De heer Van Nispen (SP):

Dat klopt, voorzitter, mijn laatste vraag, en wel over amendement op stuk nr. 16 van het lid Van der Staaij. Dat heeft "oordeel Kamer" gekregen. Ik heb daar een vraag over, want ik zal mijn fractie hierover moeten adviseren. Betekent het amendement dat het maatwerk verdwijnt om de voorwaardelijke invrijheidstelling te herroepen? Dat zou mogelijk vrij ver gaan. Wellicht moet ieder strafbaar feit leiden tot herroeping van de voorwaardelijke invrijheidstelling, hoe licht of zwaar ook, tenzij er bijzondere gevallen zijn. Hoe ziet de minister dat?

Minister Dekker:

Volgens mij wordt dit niet helemaal dichtgeschroeid. Zo heb ik dat amendement in ieder geval niet gelezen. Als u mij vraagt om daar nog eens naar te kijken en daarop terug te komen in tweede termijn, zal ik dat doen.

De voorzitter:

Prima. Dan zijn we aan einde gekomen van de eerste termijn van de minister.

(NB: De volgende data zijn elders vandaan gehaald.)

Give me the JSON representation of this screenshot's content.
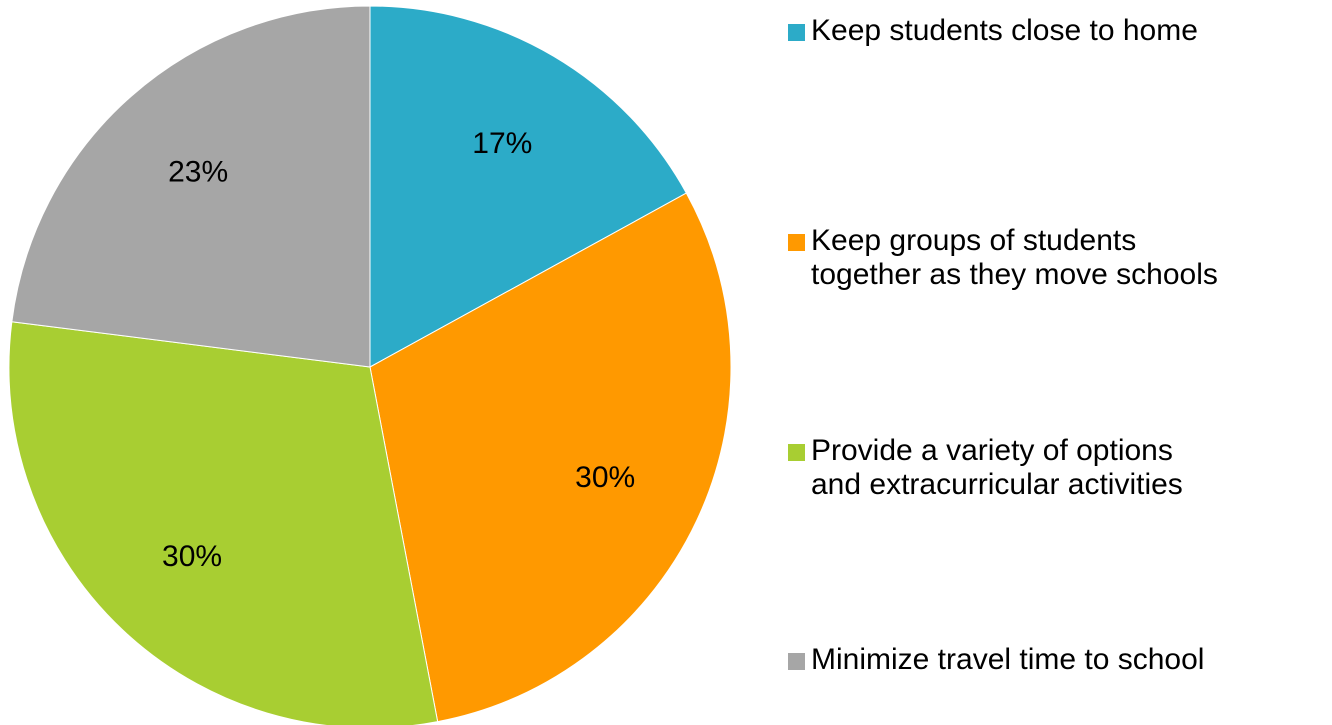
{
  "chart_data": {
    "type": "pie",
    "title": "",
    "categories": [
      "Keep students close to home",
      "Keep groups of students\ntogether as they move schools",
      "Provide a variety of options\nand extracurricular activities",
      "Minimize travel time to school"
    ],
    "values": [
      17,
      30,
      30,
      23
    ],
    "value_labels": [
      "17%",
      "30%",
      "30%",
      "23%"
    ],
    "colors": [
      "#2CABC8",
      "#FF9900",
      "#A8CE32",
      "#A6A6A6"
    ],
    "legend_placement": "right",
    "start_angle": "top",
    "direction": "clockwise"
  }
}
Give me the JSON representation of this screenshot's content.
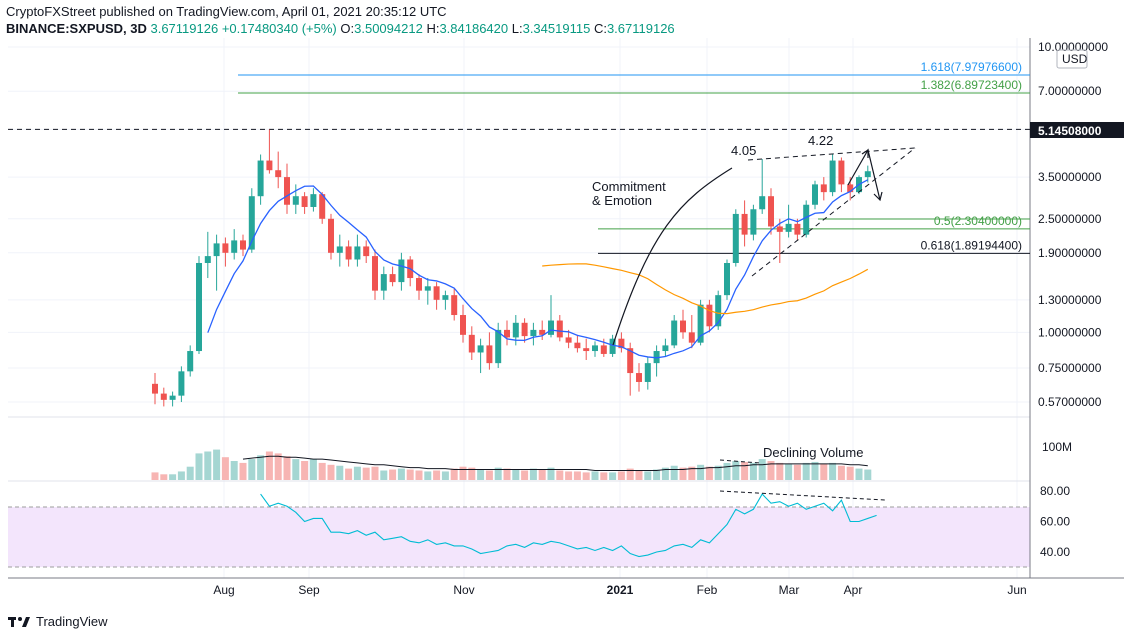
{
  "header": {
    "line1": "CryptoFXStreet published on TradingView.com, April 01, 2021 20:35:12 UTC",
    "symbol": "BINANCE:SXPUSD, 3D",
    "last": "3.67119126",
    "change": "+0.17480340 (+5%)",
    "o_label": "O:",
    "o_val": "3.50094212",
    "h_label": "H:",
    "h_val": "3.84186420",
    "l_label": "L:",
    "l_val": "3.34519115",
    "c_label": "C:",
    "c_val": "3.67119126"
  },
  "colors": {
    "up": "#26a69a",
    "down": "#ef5350",
    "sma": "#2962ff",
    "ma50": "#ff9800",
    "fib1618": "#2196f3",
    "fibgreen": "#43a047",
    "rsi": "#00bcd4",
    "rsiband": "#f3e5fc"
  },
  "chart_data": {
    "type": "candlestick",
    "price_scale": "log",
    "currency": "USD",
    "y_ticks": [
      "10.00000000",
      "7.00000000",
      "5.14508000",
      "3.50000000",
      "2.50000000",
      "1.90000000",
      "1.30000000",
      "1.00000000",
      "0.75000000",
      "0.57000000"
    ],
    "x_ticks": [
      "Aug",
      "Sep",
      "Nov",
      "2021",
      "Feb",
      "Mar",
      "Apr",
      "Jun"
    ],
    "volume_tick": "100M",
    "rsi_ticks": [
      "80.00",
      "60.00",
      "40.00"
    ],
    "fib_levels": [
      {
        "ratio": "1.618",
        "price": "7.97976600",
        "label": "1.618(7.97976600)"
      },
      {
        "ratio": "1.382",
        "price": "6.89723400",
        "label": "1.382(6.89723400)"
      },
      {
        "ratio": "0.5",
        "price": "2.30400000",
        "label": "0.5(2.30400000)"
      },
      {
        "ratio": "0.618",
        "price": "1.89194400",
        "label": "0.618(1.89194400)"
      }
    ],
    "resistance": "5.14508000",
    "annotations": [
      "Commitment",
      "& Emotion",
      "4.05",
      "4.22",
      "Declining Volume"
    ],
    "candles": [
      {
        "o": 0.66,
        "h": 0.72,
        "l": 0.56,
        "c": 0.61
      },
      {
        "o": 0.61,
        "h": 0.64,
        "l": 0.55,
        "c": 0.58
      },
      {
        "o": 0.58,
        "h": 0.62,
        "l": 0.55,
        "c": 0.6
      },
      {
        "o": 0.6,
        "h": 0.76,
        "l": 0.57,
        "c": 0.73
      },
      {
        "o": 0.73,
        "h": 0.9,
        "l": 0.7,
        "c": 0.86
      },
      {
        "o": 0.86,
        "h": 1.85,
        "l": 0.84,
        "c": 1.75
      },
      {
        "o": 1.75,
        "h": 2.25,
        "l": 1.55,
        "c": 1.85
      },
      {
        "o": 1.85,
        "h": 2.2,
        "l": 1.4,
        "c": 2.05
      },
      {
        "o": 2.05,
        "h": 2.15,
        "l": 1.7,
        "c": 1.9
      },
      {
        "o": 1.9,
        "h": 2.3,
        "l": 1.8,
        "c": 2.1
      },
      {
        "o": 2.1,
        "h": 2.2,
        "l": 1.85,
        "c": 1.95
      },
      {
        "o": 1.95,
        "h": 3.2,
        "l": 1.9,
        "c": 3.0
      },
      {
        "o": 3.0,
        "h": 4.2,
        "l": 2.8,
        "c": 4.0
      },
      {
        "o": 4.0,
        "h": 5.14,
        "l": 3.6,
        "c": 3.7
      },
      {
        "o": 3.7,
        "h": 4.3,
        "l": 3.2,
        "c": 3.5
      },
      {
        "o": 3.5,
        "h": 3.9,
        "l": 2.6,
        "c": 2.8
      },
      {
        "o": 2.8,
        "h": 3.3,
        "l": 2.6,
        "c": 3.0
      },
      {
        "o": 3.0,
        "h": 3.1,
        "l": 2.6,
        "c": 2.75
      },
      {
        "o": 2.75,
        "h": 3.2,
        "l": 2.65,
        "c": 3.05
      },
      {
        "o": 3.05,
        "h": 3.1,
        "l": 2.4,
        "c": 2.5
      },
      {
        "o": 2.5,
        "h": 2.6,
        "l": 1.8,
        "c": 1.9
      },
      {
        "o": 1.9,
        "h": 2.2,
        "l": 1.7,
        "c": 2.0
      },
      {
        "o": 2.0,
        "h": 2.1,
        "l": 1.7,
        "c": 1.8
      },
      {
        "o": 1.8,
        "h": 2.2,
        "l": 1.7,
        "c": 2.0
      },
      {
        "o": 2.0,
        "h": 2.1,
        "l": 1.75,
        "c": 1.85
      },
      {
        "o": 1.85,
        "h": 1.95,
        "l": 1.3,
        "c": 1.4
      },
      {
        "o": 1.4,
        "h": 1.7,
        "l": 1.3,
        "c": 1.6
      },
      {
        "o": 1.6,
        "h": 1.7,
        "l": 1.45,
        "c": 1.5
      },
      {
        "o": 1.5,
        "h": 1.9,
        "l": 1.4,
        "c": 1.8
      },
      {
        "o": 1.8,
        "h": 1.85,
        "l": 1.45,
        "c": 1.55
      },
      {
        "o": 1.55,
        "h": 1.6,
        "l": 1.3,
        "c": 1.4
      },
      {
        "o": 1.4,
        "h": 1.55,
        "l": 1.25,
        "c": 1.45
      },
      {
        "o": 1.45,
        "h": 1.5,
        "l": 1.2,
        "c": 1.3
      },
      {
        "o": 1.3,
        "h": 1.4,
        "l": 1.2,
        "c": 1.35
      },
      {
        "o": 1.35,
        "h": 1.42,
        "l": 1.1,
        "c": 1.15
      },
      {
        "o": 1.15,
        "h": 1.25,
        "l": 0.92,
        "c": 0.98
      },
      {
        "o": 0.98,
        "h": 1.05,
        "l": 0.8,
        "c": 0.85
      },
      {
        "o": 0.85,
        "h": 0.95,
        "l": 0.72,
        "c": 0.9
      },
      {
        "o": 0.9,
        "h": 1.0,
        "l": 0.74,
        "c": 0.78
      },
      {
        "o": 0.78,
        "h": 1.08,
        "l": 0.75,
        "c": 1.02
      },
      {
        "o": 1.02,
        "h": 1.1,
        "l": 0.9,
        "c": 0.96
      },
      {
        "o": 0.96,
        "h": 1.15,
        "l": 0.9,
        "c": 1.08
      },
      {
        "o": 1.08,
        "h": 1.12,
        "l": 0.92,
        "c": 0.97
      },
      {
        "o": 0.97,
        "h": 1.08,
        "l": 0.9,
        "c": 1.02
      },
      {
        "o": 1.02,
        "h": 1.1,
        "l": 0.94,
        "c": 0.98
      },
      {
        "o": 0.98,
        "h": 1.35,
        "l": 0.96,
        "c": 1.1
      },
      {
        "o": 1.1,
        "h": 1.15,
        "l": 0.93,
        "c": 0.96
      },
      {
        "o": 0.96,
        "h": 1.02,
        "l": 0.88,
        "c": 0.92
      },
      {
        "o": 0.92,
        "h": 0.98,
        "l": 0.85,
        "c": 0.88
      },
      {
        "o": 0.88,
        "h": 0.95,
        "l": 0.8,
        "c": 0.86
      },
      {
        "o": 0.86,
        "h": 0.93,
        "l": 0.82,
        "c": 0.9
      },
      {
        "o": 0.9,
        "h": 0.95,
        "l": 0.82,
        "c": 0.84
      },
      {
        "o": 0.84,
        "h": 0.98,
        "l": 0.82,
        "c": 0.95
      },
      {
        "o": 0.95,
        "h": 1.0,
        "l": 0.85,
        "c": 0.88
      },
      {
        "o": 0.88,
        "h": 0.92,
        "l": 0.6,
        "c": 0.72
      },
      {
        "o": 0.72,
        "h": 0.78,
        "l": 0.62,
        "c": 0.67
      },
      {
        "o": 0.67,
        "h": 0.82,
        "l": 0.63,
        "c": 0.78
      },
      {
        "o": 0.78,
        "h": 0.9,
        "l": 0.7,
        "c": 0.86
      },
      {
        "o": 0.86,
        "h": 0.95,
        "l": 0.82,
        "c": 0.9
      },
      {
        "o": 0.9,
        "h": 1.15,
        "l": 0.88,
        "c": 1.1
      },
      {
        "o": 1.1,
        "h": 1.2,
        "l": 0.95,
        "c": 1.0
      },
      {
        "o": 1.0,
        "h": 1.15,
        "l": 0.88,
        "c": 0.92
      },
      {
        "o": 0.92,
        "h": 1.3,
        "l": 0.9,
        "c": 1.25
      },
      {
        "o": 1.25,
        "h": 1.3,
        "l": 1.0,
        "c": 1.05
      },
      {
        "o": 1.05,
        "h": 1.4,
        "l": 1.02,
        "c": 1.35
      },
      {
        "o": 1.35,
        "h": 1.8,
        "l": 1.3,
        "c": 1.75
      },
      {
        "o": 1.75,
        "h": 2.7,
        "l": 1.7,
        "c": 2.6
      },
      {
        "o": 2.6,
        "h": 2.9,
        "l": 2.0,
        "c": 2.2
      },
      {
        "o": 2.2,
        "h": 2.8,
        "l": 2.1,
        "c": 2.7
      },
      {
        "o": 2.7,
        "h": 4.05,
        "l": 2.6,
        "c": 3.0
      },
      {
        "o": 3.0,
        "h": 3.2,
        "l": 2.2,
        "c": 2.35
      },
      {
        "o": 2.35,
        "h": 2.5,
        "l": 1.75,
        "c": 2.25
      },
      {
        "o": 2.25,
        "h": 2.8,
        "l": 2.15,
        "c": 2.4
      },
      {
        "o": 2.4,
        "h": 2.5,
        "l": 2.1,
        "c": 2.2
      },
      {
        "o": 2.2,
        "h": 2.9,
        "l": 2.15,
        "c": 2.8
      },
      {
        "o": 2.8,
        "h": 3.4,
        "l": 2.7,
        "c": 3.3
      },
      {
        "o": 3.3,
        "h": 3.5,
        "l": 2.9,
        "c": 3.1
      },
      {
        "o": 3.1,
        "h": 4.22,
        "l": 3.0,
        "c": 4.0
      },
      {
        "o": 4.0,
        "h": 4.1,
        "l": 3.1,
        "c": 3.3
      },
      {
        "o": 3.3,
        "h": 3.5,
        "l": 2.9,
        "c": 3.1
      },
      {
        "o": 3.1,
        "h": 3.55,
        "l": 3.05,
        "c": 3.5
      },
      {
        "o": 3.5,
        "h": 3.84,
        "l": 3.35,
        "c": 3.67
      }
    ],
    "volume": [
      8,
      6,
      6,
      9,
      14,
      28,
      30,
      32,
      24,
      20,
      18,
      22,
      26,
      30,
      28,
      25,
      22,
      20,
      22,
      18,
      16,
      15,
      12,
      14,
      13,
      14,
      10,
      11,
      12,
      11,
      10,
      9,
      10,
      9,
      12,
      14,
      13,
      11,
      10,
      13,
      12,
      11,
      10,
      12,
      11,
      13,
      10,
      9,
      9,
      8,
      9,
      8,
      8,
      9,
      12,
      10,
      9,
      11,
      13,
      15,
      13,
      14,
      16,
      14,
      15,
      18,
      20,
      19,
      18,
      22,
      20,
      18,
      17,
      16,
      18,
      19,
      17,
      18,
      15,
      14,
      12,
      11
    ],
    "volume_ma": [
      null,
      null,
      null,
      null,
      null,
      null,
      null,
      null,
      null,
      null,
      22,
      23,
      24,
      25,
      25,
      24,
      24,
      23,
      22,
      22,
      21,
      20,
      19,
      18,
      17,
      16,
      16,
      15,
      14,
      13,
      13,
      12,
      12,
      12,
      11,
      11,
      11,
      11,
      11,
      11,
      11,
      11,
      11,
      11,
      11,
      11,
      11,
      11,
      11,
      11,
      10,
      10,
      10,
      10,
      10,
      10,
      10,
      10,
      11,
      11,
      11,
      12,
      12,
      13,
      13,
      14,
      15,
      15,
      16,
      16,
      17,
      17,
      17,
      17,
      17,
      17,
      17,
      17,
      17,
      16,
      16,
      15
    ],
    "rsi": [
      null,
      null,
      null,
      null,
      null,
      null,
      null,
      null,
      null,
      null,
      null,
      null,
      78,
      70,
      72,
      70,
      66,
      60,
      62,
      62,
      53,
      53,
      52,
      54,
      51,
      53,
      48,
      49,
      50,
      47,
      46,
      48,
      45,
      46,
      44,
      44,
      42,
      39,
      40,
      41,
      44,
      45,
      43,
      46,
      45,
      47,
      46,
      44,
      42,
      43,
      41,
      43,
      41,
      44,
      39,
      37,
      38,
      40,
      41,
      44,
      45,
      43,
      48,
      46,
      52,
      58,
      68,
      65,
      68,
      78,
      72,
      73,
      70,
      72,
      68,
      70,
      72,
      67,
      74,
      60,
      60,
      62,
      64
    ]
  },
  "footer": {
    "brand": "TradingView"
  }
}
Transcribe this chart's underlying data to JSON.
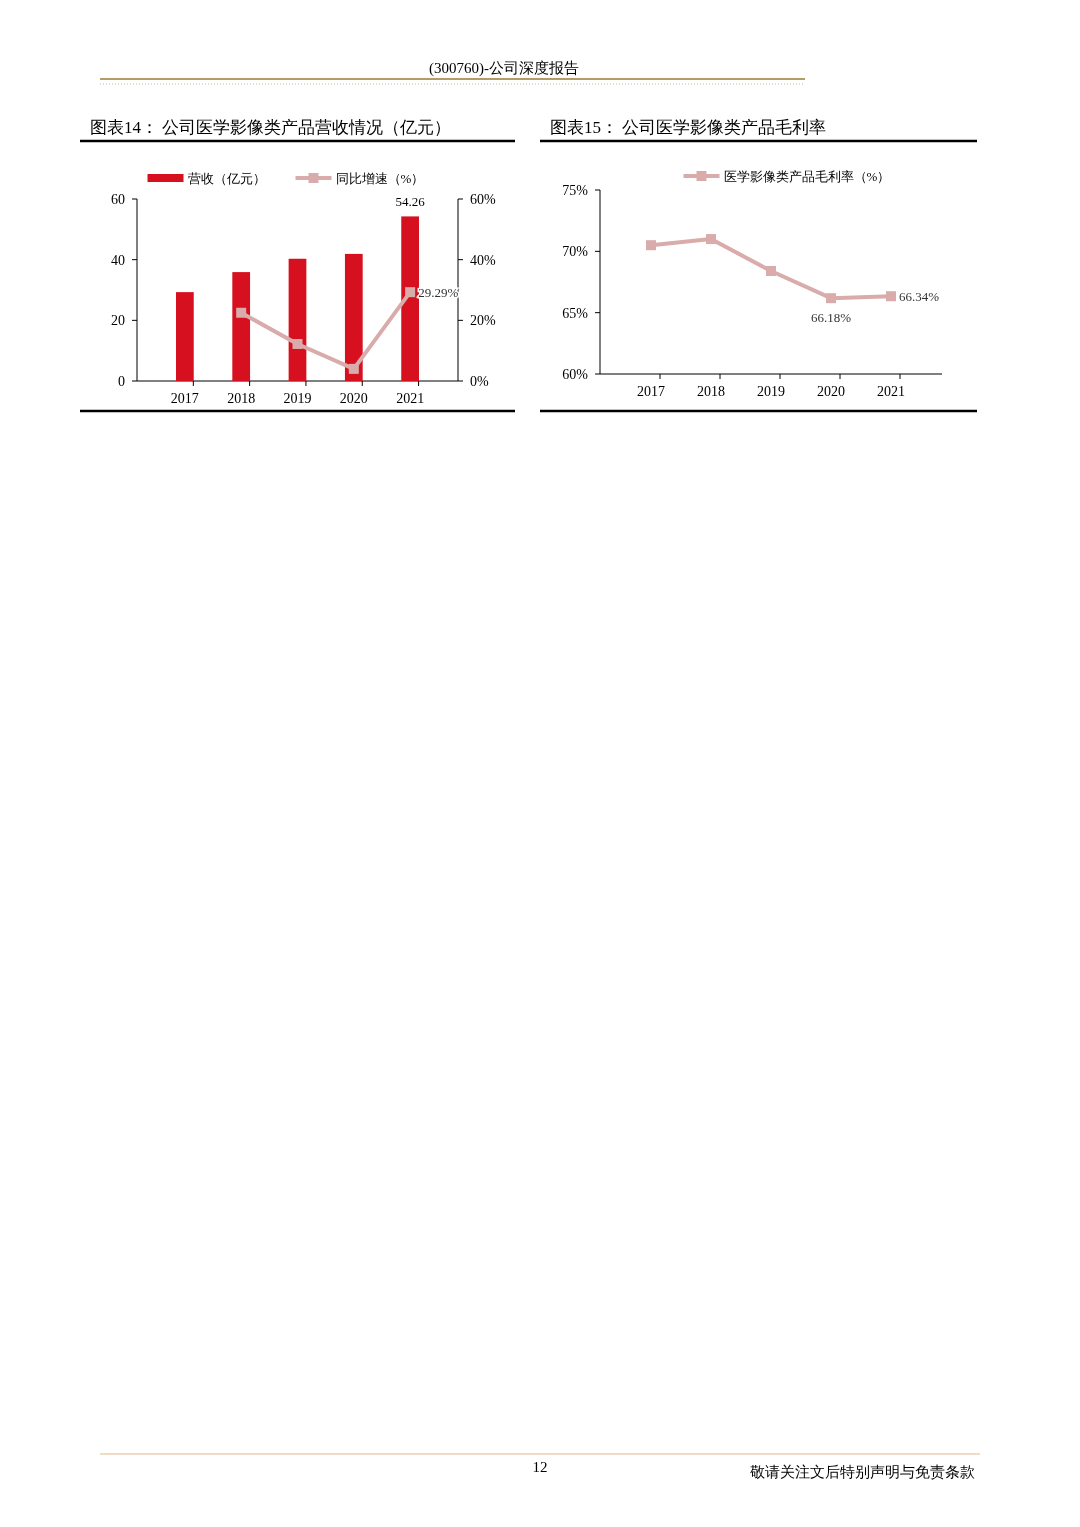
{
  "chart_data": [
    {
      "type": "bar",
      "title": "图表14：  公司医学影像类产品营收情况（亿元）",
      "categories": [
        "2017",
        "2018",
        "2019",
        "2020",
        "2021"
      ],
      "series": [
        {
          "name": "营收（亿元）",
          "color": "#d7101f",
          "values": [
            29.3,
            35.9,
            40.3,
            41.9,
            54.26
          ],
          "value_labels": [
            null,
            null,
            null,
            null,
            "54.26"
          ]
        },
        {
          "name": "同比增速（%）",
          "type": "line",
          "axis": "y2",
          "color": "#d9abab",
          "values": [
            null,
            22.5,
            12.2,
            4.0,
            29.29
          ],
          "value_labels": [
            null,
            null,
            null,
            null,
            "29.29%"
          ]
        }
      ],
      "ylim": [
        0,
        60
      ],
      "yticks": [
        0,
        20,
        40,
        60
      ],
      "y2lim": [
        0,
        60
      ],
      "y2ticks": [
        {
          "value": 0,
          "label": "0%"
        },
        {
          "value": 20,
          "label": "20%"
        },
        {
          "value": 40,
          "label": "40%"
        },
        {
          "value": 60,
          "label": "60%"
        }
      ],
      "marker": "square",
      "legend": "top",
      "grid": false,
      "annotations": [
        "(300760)-公司深度报告",
        "12",
        "敬请关注文后特别声明与免责条款"
      ]
    },
    {
      "type": "line",
      "title": "图表15：  公司医学影像类产品毛利率",
      "categories": [
        "2017",
        "2018",
        "2019",
        "2020",
        "2021"
      ],
      "series": [
        {
          "name": "医学影像类产品毛利率（%）",
          "color": "#d9abab",
          "values": [
            70.5,
            71.0,
            68.4,
            66.18,
            66.34
          ],
          "value_labels": [
            null,
            null,
            null,
            "66.18%",
            "66.34%"
          ]
        }
      ],
      "ylim": [
        60,
        75
      ],
      "yticks": [
        {
          "value": 60,
          "label": "60%"
        },
        {
          "value": 65,
          "label": "65%"
        },
        {
          "value": 70,
          "label": "70%"
        },
        {
          "value": 75,
          "label": "75%"
        }
      ],
      "marker": "square",
      "legend": "top",
      "grid": false
    }
  ]
}
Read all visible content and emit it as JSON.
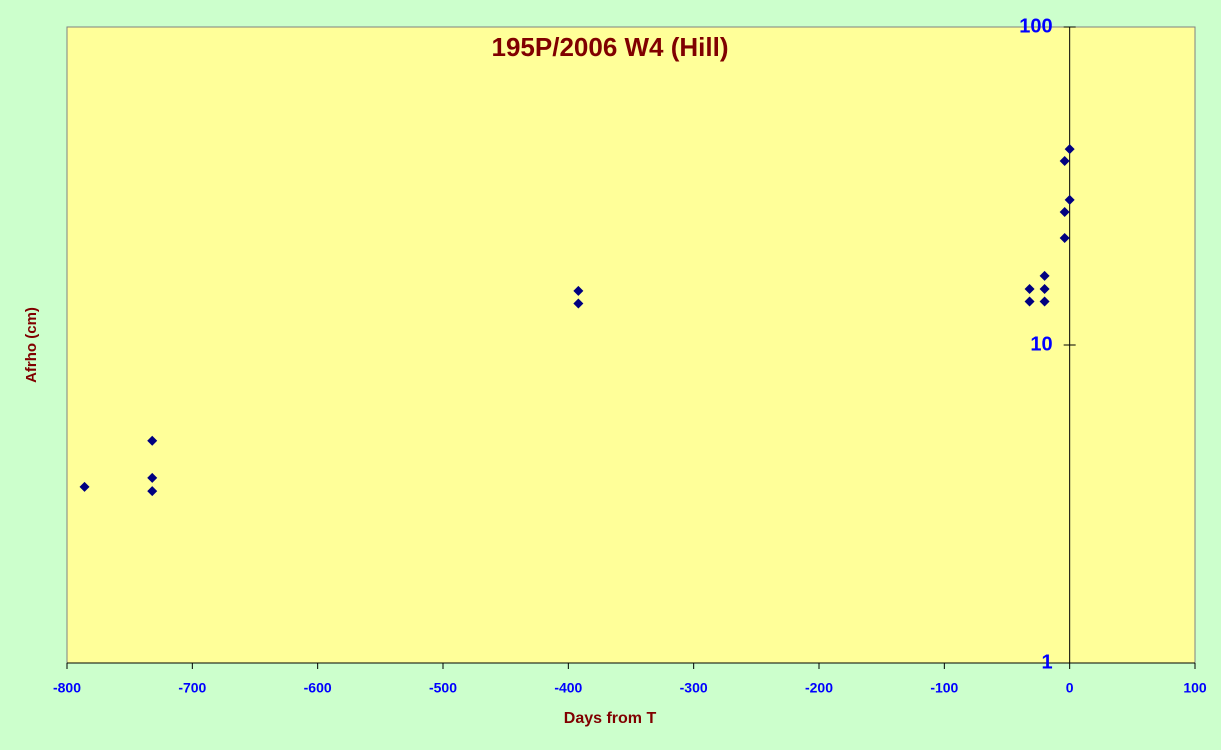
{
  "chart_data": {
    "type": "scatter",
    "title": "195P/2006 W4 (Hill)",
    "x_label": "Days from T",
    "y_label": "Afrho (cm)",
    "log_y": true,
    "grid": false,
    "series": [
      {
        "name": "Afrho",
        "color": "#000080",
        "x": [
          -786,
          -732,
          -732,
          -732,
          -392,
          -392,
          -32,
          -32,
          -20,
          -20,
          -20,
          -4,
          -4,
          -4,
          0,
          0
        ],
        "values": [
          3.58,
          5.0,
          3.82,
          3.47,
          14.8,
          13.5,
          15.0,
          13.7,
          16.5,
          15.0,
          13.7,
          21.7,
          26.2,
          37.9,
          28.6,
          41.3
        ]
      }
    ],
    "xlim": [
      -800,
      100
    ],
    "xticks": [
      -800,
      -700,
      -600,
      -500,
      -400,
      -300,
      -200,
      -100,
      0,
      100
    ],
    "ylim": [
      1,
      100
    ],
    "yticks": [
      1,
      10,
      100
    ]
  }
}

Hij komt in de tweede termijn nog terug op de amendementen op stuk nrs. 11, 16 en 18. Ik stel voor dat we onmiddellijk beginnen met de tweede termijn van de zijde van de Kamer en daarna ook snel aansluitend verdergaan met de tweede termijn van de minister en dat we dit debat voor de dinerpauze afronden.

Als eerste is het woord aan de heer Markuszower namens de Partij voor de Vrijheid.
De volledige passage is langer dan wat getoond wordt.